A. Aïdara tombe au marché Ndiarème, M. Diokou dans les rues à Pikine

Après d’intenses recherches, les agents de terrain ont appris la présence d’un des fugitifs, identifié plus tard comme A. Aïdara, qui rôdait dans les parages du marché dit «Ndiarème» de Guédiawaye. Ils se rendent en toute discrétion sur les lieux, repèrent le jeune garçon et lui mettent le grappin dessus. Ils relancent la chasse à l’homme et interpellent le second nommé M. Diokou dans les rues de Pikine Icotaf ; une arrestation qui a été rendue possible grâce à la collaboration d’un membre de la famille de celui-ci. Tous les deux sont alors embarqués puis conduits au commissariat d’arrondissement pour un interrogatoire.

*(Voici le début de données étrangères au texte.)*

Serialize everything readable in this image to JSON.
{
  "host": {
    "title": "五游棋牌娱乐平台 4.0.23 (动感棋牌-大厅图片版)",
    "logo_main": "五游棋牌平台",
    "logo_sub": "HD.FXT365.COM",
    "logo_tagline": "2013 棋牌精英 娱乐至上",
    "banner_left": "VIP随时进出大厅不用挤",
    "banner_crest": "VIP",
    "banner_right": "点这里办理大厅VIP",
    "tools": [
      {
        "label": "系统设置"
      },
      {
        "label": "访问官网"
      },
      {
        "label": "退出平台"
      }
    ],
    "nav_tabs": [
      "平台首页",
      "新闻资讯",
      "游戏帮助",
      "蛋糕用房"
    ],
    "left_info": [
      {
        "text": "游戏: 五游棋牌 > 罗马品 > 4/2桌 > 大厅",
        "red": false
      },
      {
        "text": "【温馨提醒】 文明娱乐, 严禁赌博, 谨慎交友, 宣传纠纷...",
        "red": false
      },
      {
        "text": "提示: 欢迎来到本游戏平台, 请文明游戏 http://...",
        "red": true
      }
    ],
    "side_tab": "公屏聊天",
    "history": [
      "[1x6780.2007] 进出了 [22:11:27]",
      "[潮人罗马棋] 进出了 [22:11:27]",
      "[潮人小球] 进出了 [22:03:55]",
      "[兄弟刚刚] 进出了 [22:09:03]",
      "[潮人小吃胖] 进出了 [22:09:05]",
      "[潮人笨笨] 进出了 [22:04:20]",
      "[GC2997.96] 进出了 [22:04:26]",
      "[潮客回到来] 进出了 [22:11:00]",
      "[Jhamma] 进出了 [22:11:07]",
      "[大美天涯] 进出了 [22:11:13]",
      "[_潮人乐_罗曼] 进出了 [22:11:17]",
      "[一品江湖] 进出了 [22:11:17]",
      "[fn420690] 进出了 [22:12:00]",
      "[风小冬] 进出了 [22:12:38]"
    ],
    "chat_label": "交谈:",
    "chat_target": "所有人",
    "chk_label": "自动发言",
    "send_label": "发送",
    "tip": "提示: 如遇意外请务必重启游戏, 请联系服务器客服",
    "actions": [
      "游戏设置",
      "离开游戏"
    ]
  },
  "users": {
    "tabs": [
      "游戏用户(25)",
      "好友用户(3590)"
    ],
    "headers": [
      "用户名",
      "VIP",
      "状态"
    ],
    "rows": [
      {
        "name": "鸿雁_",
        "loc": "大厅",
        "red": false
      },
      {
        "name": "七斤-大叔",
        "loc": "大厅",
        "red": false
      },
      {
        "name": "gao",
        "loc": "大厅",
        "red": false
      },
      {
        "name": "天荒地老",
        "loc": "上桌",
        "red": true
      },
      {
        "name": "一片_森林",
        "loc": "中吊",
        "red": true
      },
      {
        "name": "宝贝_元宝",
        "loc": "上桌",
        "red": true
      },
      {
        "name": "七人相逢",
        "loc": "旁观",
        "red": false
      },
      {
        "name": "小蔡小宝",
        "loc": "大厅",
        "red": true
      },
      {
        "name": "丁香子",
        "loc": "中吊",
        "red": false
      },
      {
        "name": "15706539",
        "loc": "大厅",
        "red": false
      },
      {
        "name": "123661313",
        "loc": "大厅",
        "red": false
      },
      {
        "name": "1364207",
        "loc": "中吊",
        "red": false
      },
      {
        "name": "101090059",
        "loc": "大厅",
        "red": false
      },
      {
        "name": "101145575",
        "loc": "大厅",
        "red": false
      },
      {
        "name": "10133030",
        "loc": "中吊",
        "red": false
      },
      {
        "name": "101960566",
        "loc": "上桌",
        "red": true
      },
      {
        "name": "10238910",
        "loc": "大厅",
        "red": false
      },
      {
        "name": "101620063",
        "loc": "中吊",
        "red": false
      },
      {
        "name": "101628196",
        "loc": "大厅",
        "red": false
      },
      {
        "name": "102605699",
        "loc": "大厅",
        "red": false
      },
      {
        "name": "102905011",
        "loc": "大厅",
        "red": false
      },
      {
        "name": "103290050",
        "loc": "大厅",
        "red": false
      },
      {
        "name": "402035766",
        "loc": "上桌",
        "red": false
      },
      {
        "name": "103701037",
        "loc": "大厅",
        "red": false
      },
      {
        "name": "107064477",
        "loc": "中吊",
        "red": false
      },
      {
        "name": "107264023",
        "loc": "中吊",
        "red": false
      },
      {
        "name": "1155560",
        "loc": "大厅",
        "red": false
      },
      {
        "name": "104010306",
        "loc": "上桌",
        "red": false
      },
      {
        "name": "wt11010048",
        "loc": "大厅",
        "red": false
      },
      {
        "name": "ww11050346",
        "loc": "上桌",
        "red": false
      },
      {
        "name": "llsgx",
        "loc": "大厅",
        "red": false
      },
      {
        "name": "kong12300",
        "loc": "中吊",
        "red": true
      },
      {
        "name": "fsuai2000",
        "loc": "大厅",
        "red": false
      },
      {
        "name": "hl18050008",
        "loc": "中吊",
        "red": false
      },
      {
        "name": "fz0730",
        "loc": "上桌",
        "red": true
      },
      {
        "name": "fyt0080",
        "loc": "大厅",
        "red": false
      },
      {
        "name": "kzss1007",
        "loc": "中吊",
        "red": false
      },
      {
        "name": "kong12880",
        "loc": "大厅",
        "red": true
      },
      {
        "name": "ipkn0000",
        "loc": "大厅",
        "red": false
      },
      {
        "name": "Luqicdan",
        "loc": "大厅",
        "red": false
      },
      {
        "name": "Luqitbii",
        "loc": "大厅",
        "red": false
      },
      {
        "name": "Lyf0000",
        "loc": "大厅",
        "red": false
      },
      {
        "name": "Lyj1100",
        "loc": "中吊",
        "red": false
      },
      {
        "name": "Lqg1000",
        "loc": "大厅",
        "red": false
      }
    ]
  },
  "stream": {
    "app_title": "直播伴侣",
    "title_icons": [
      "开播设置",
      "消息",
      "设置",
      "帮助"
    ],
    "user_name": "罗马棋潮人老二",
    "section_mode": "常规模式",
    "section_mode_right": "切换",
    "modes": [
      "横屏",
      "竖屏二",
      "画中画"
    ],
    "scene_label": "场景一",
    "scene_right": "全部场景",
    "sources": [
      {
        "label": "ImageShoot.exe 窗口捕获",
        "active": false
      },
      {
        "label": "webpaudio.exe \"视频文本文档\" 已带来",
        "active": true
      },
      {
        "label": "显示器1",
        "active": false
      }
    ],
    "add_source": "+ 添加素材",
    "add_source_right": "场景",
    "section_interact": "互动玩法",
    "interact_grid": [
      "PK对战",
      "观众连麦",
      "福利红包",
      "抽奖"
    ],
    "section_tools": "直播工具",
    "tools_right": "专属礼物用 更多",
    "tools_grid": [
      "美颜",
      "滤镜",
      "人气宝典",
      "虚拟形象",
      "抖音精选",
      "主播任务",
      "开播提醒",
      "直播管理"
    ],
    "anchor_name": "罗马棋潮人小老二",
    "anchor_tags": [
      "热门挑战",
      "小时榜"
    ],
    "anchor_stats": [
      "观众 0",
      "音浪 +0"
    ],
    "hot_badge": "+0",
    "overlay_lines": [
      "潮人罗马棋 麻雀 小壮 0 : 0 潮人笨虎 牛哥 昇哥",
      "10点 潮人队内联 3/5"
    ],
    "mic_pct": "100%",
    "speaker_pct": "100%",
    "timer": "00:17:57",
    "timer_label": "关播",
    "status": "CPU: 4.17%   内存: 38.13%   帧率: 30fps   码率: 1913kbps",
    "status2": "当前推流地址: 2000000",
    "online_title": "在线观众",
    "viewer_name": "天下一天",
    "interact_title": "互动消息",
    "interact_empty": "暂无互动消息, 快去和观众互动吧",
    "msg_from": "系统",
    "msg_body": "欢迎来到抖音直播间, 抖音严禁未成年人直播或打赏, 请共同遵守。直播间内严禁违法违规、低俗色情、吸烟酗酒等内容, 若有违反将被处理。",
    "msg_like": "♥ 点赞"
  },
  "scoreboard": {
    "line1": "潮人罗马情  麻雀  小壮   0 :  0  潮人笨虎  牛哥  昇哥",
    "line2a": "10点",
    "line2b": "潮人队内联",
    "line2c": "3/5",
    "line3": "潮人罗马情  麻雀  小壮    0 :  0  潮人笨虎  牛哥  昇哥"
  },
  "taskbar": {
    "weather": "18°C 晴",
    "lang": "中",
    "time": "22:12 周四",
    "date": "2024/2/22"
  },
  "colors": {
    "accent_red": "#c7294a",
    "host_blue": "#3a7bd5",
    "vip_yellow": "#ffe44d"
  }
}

Diokou avoue le meurtre, déroule le film et disculpe son collègue

Cuisiné, M. Diokou a reconnu avoir battu à mort le malade mental. il justifie son geste par le fait que ce dernier s’était montré très agité au moment de prendre ses bains mystiques. Pire, poursuit-il, ce dernier a poignardé au cou un autre patient. «On s’est battu lorsqu’il s’en est violemment pris à un autre patient avant de tenter de le tuer. Il l’a poignardé au cou avec un couteau. Je me suis jeté sur lui et tenté de lui arracher le couteau. J’ai ensuite pris une cravache avec laquelle je l’ai battu. Ensuite, je l’ai roué de coups de bâton. Il s’est écroulé brusquement et a commencé à saigner. J’ai pris peur. J’ai fait appel à mon collègue A. Aïdara, qui m’a trouvé un taxi pour l’évacuer au centre Baye Talla Diop Ex-Dominique de Pikine», a soutenu Diokou. Qui avoue tout et disculpe son présumé acolyte Aïdara. «Je suis le seul et unique auteur des faits», fait-il remarquer.
Aïdara a abondé dans le même sens en confirmant sur toute la ligne son collègue Diokou. Il a réfuté toute implication dans la mortelle punition du malade mental Mouhamed Moustapha Diagne. Tous les deux ont été placés en garde-à-vue et devraient être présentés devant le procureur pour les incriminations pénales visées contre eux.
Pour rappel, jeudi 4 août dernier, un corps sans vie d’un homme a été déposé au centre de santé Baye Talla Diop de Pikine. Après recoupements, les flics ont découvert le pot aux roses et lancé la traque aux présumés meurtriers et talibés du guérisseur du défunt, qui sont tombés lundi dernier.